Overview of Your Employer's Obligations

Overview Of Your Employer's Obligations

The redundancy process is extremely tightly regulated. There are strict rules on how your employer should conduct the redundancy process at every stage. Violation of those rules can lead to legal action and compensation being awarded to the aggrieved employees.

Redundancy Selection and Consultation

If the redundancy involves more than 20 people, it is called a collective redundancy. Special conditions apply to collective redundancies. The employer must notify the government and must consult with employees or their representatives for specified lengths of time before the redundancies actually take place. These are 30 days if the redundancy affects between 20 and 99 workers in total and 90 days if the redundancy affects more than that.

Your employer is required to consult you about the upcoming redundancy. This means there should, at a minimum, be a private meeting in which the organisation’s managers speak to you individually. There may also be collective consultation.

If you are being made redundant, the employer is required to explain to you why the redundancy is occurring, and what the selection criteria were (if not all employees are being made redundant). These selection criteria must be objectively-based. That means they must be grounded in something concrete and measurable. It is not an acceptable practice for an employer to just pick out his least favourite employees for redundancy.

There should also be some form of appeal procedure for those who believe they have been wrongly selected for redundancy.

Alternatives to Redundancy

The employer is required to consider alternatives to redundancy, such as offering you comparable work elsewhere within the organisation, including within other affiliated companies if the company is part of a corporate group. When you accept an alternative job offer from your employer, you are entitled to a trial period of at least four weeks to help you decide if the new job is suitable. If you leave during this period, you are retain your rights to Statutory Redundancy Pay.

If you or your representatives suggest alternatives to redundancy yourselves, the employer is required to consider them.

Redundancy Payments

The employer is obligated to provide a lump sum payment to anyone with more than 2 years of continuous service. A minimum of how much this payment should be is prescribed by law and is based on the length of service, age and weekly pay of anyone affected by the redundancy. This minimum amount is called Statutory Redundancy Pay (SRP). It is possible that the employer, through the contract of employment, is obligated to provide more generous treatment than this. This is called non-statutory redundancy pay.

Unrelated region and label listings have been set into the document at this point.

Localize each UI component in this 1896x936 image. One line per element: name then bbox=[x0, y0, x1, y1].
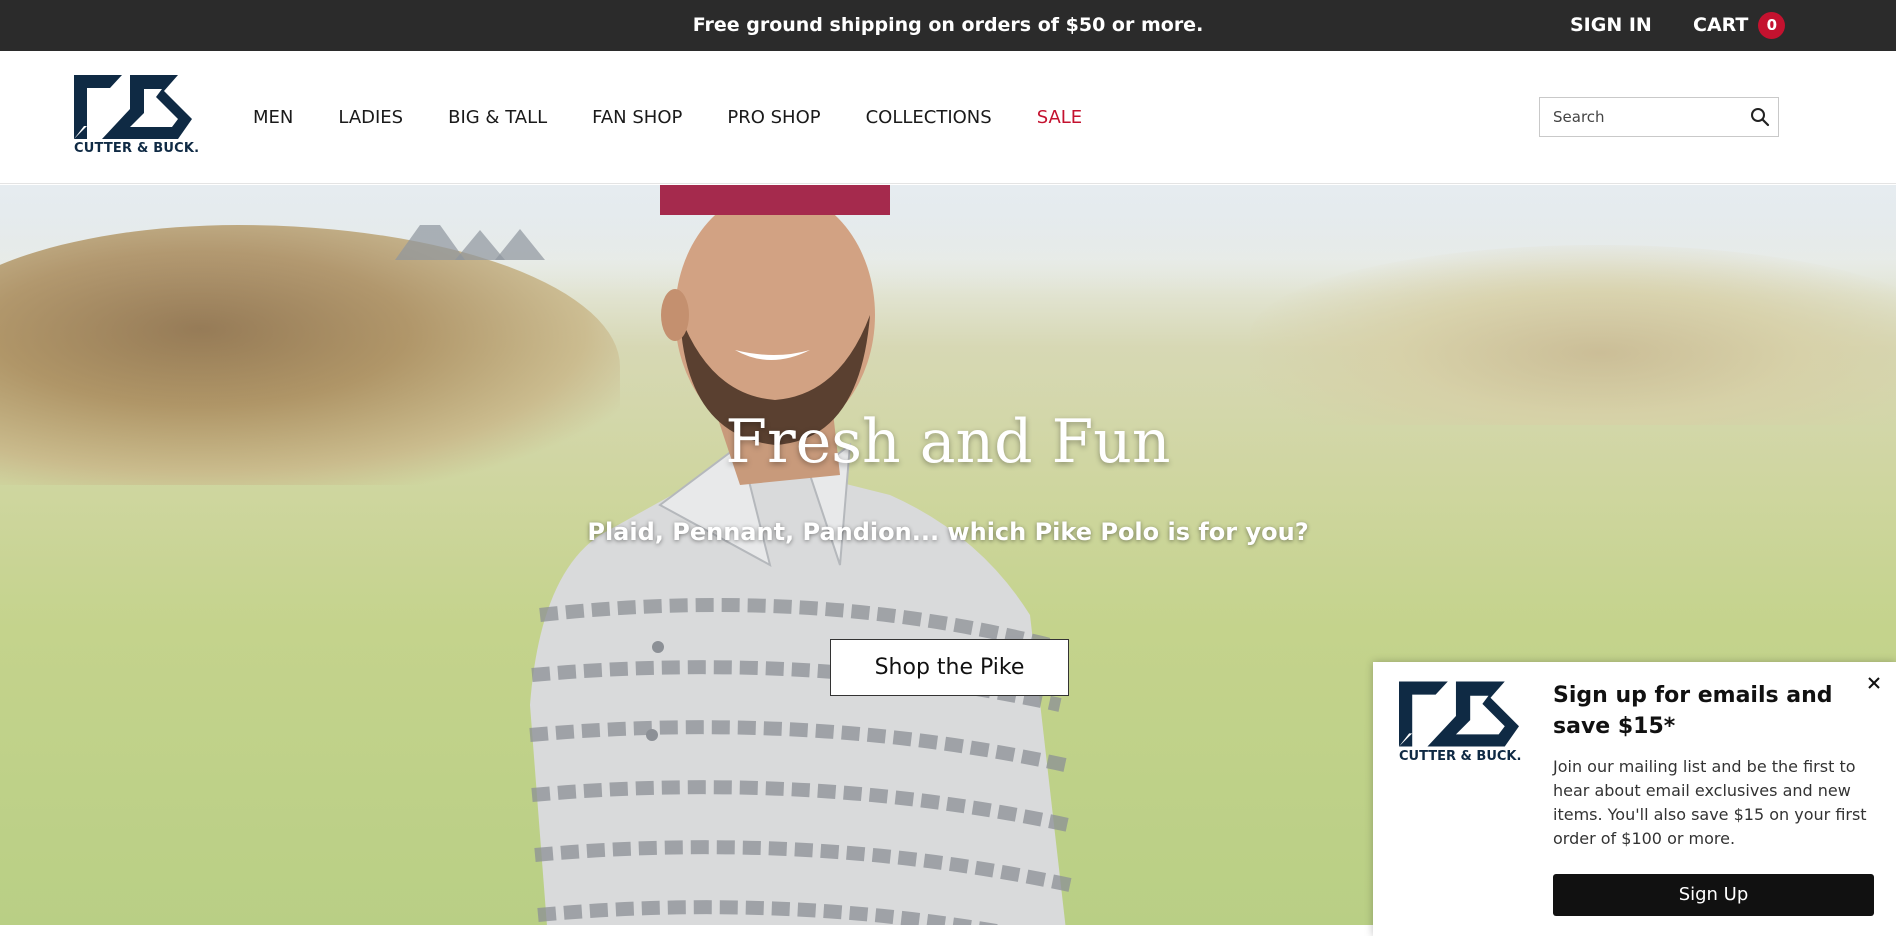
nav-item-fan-shop[interactable]: FAN SHOP bbox=[592, 107, 682, 128]
brand-logo-text: CUTTER & BUCK. bbox=[74, 141, 200, 156]
shop-the-pike-button[interactable]: Shop the Pike bbox=[830, 639, 1069, 696]
nav-item-sale[interactable]: SALE bbox=[1037, 107, 1082, 128]
brand-logo[interactable]: CUTTER & BUCK. bbox=[74, 75, 200, 159]
site-header: CUTTER & BUCK. MEN LADIES BIG & TALL FAN… bbox=[0, 51, 1896, 184]
promo-bar: Free ground shipping on orders of $50 or… bbox=[0, 0, 1896, 51]
page: Free ground shipping on orders of $50 or… bbox=[0, 0, 1896, 936]
search-box bbox=[1539, 97, 1779, 137]
hero-dune-right bbox=[1250, 245, 1896, 425]
search-input[interactable] bbox=[1540, 98, 1740, 136]
popup-brand-logo-mark bbox=[1399, 681, 1519, 747]
cart-link[interactable]: CART 0 bbox=[1693, 0, 1786, 51]
popup-brand-logo-text: CUTTER & BUCK. bbox=[1399, 749, 1522, 764]
email-signup-popup: CUTTER & BUCK. Sign up for emails and sa… bbox=[1373, 662, 1896, 936]
close-icon[interactable] bbox=[1866, 675, 1882, 691]
popup-title: Sign up for emails and save $15* bbox=[1553, 683, 1833, 739]
sign-in-link[interactable]: SIGN IN bbox=[1570, 0, 1652, 51]
popup-brand-logo: CUTTER & BUCK. bbox=[1399, 681, 1525, 767]
search-icon[interactable] bbox=[1750, 107, 1770, 127]
brand-logo-mark bbox=[74, 75, 192, 139]
hero-title: Fresh and Fun bbox=[725, 407, 1171, 477]
nav-item-collections[interactable]: COLLECTIONS bbox=[866, 107, 992, 128]
nav-item-ladies[interactable]: LADIES bbox=[338, 107, 403, 128]
sign-up-button[interactable]: Sign Up bbox=[1553, 874, 1874, 916]
popup-body-text: Join our mailing list and be the first t… bbox=[1553, 757, 1867, 848]
hero-model-image bbox=[529, 185, 1072, 925]
nav-item-pro-shop[interactable]: PRO SHOP bbox=[727, 107, 820, 128]
nav-item-big-and-tall[interactable]: BIG & TALL bbox=[448, 107, 547, 128]
main-nav: MEN LADIES BIG & TALL FAN SHOP PRO SHOP … bbox=[253, 51, 1127, 184]
cart-count-badge: 0 bbox=[1758, 12, 1786, 39]
cart-label: CART bbox=[1693, 14, 1749, 36]
nav-item-men[interactable]: MEN bbox=[253, 107, 293, 128]
hero-subtitle: Plaid, Pennant, Pandion... which Pike Po… bbox=[587, 518, 1309, 546]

All employees being made redundant should be provided with a written statement explaining how much redundancy pay they are entitled to and how this was worked out.

Notice Period

The employer is required to provide a period of notice to all employees affected by the redundancy or pay in lieu of notice (PILON). This notice period should be one week for each year of continuous service with the company or organisation. If the employee has been with the organisation for more than one month but not yet a full year, he or she is still entitled to at least one week’s notice. This amount of notice is the statutory minimum. It is possible that your contract of employment provides for a longer notice period.

During the notice period, the employer is required to provide the employees who are due to be made redundant with “reasonable” time off at full pay to look for other work or to retrain.

If you leave to take a new job during the notice period, you may lose your right to Statutory Redundancy Pay.

Employer Obligations During Redundancy – Conclusion

The complexities of the law relating to redundancy can be confusing for all concerned. As violations of proper procedure can be punished with financial penalties, however, it is certainly worth researching the employer’s obligations in detail.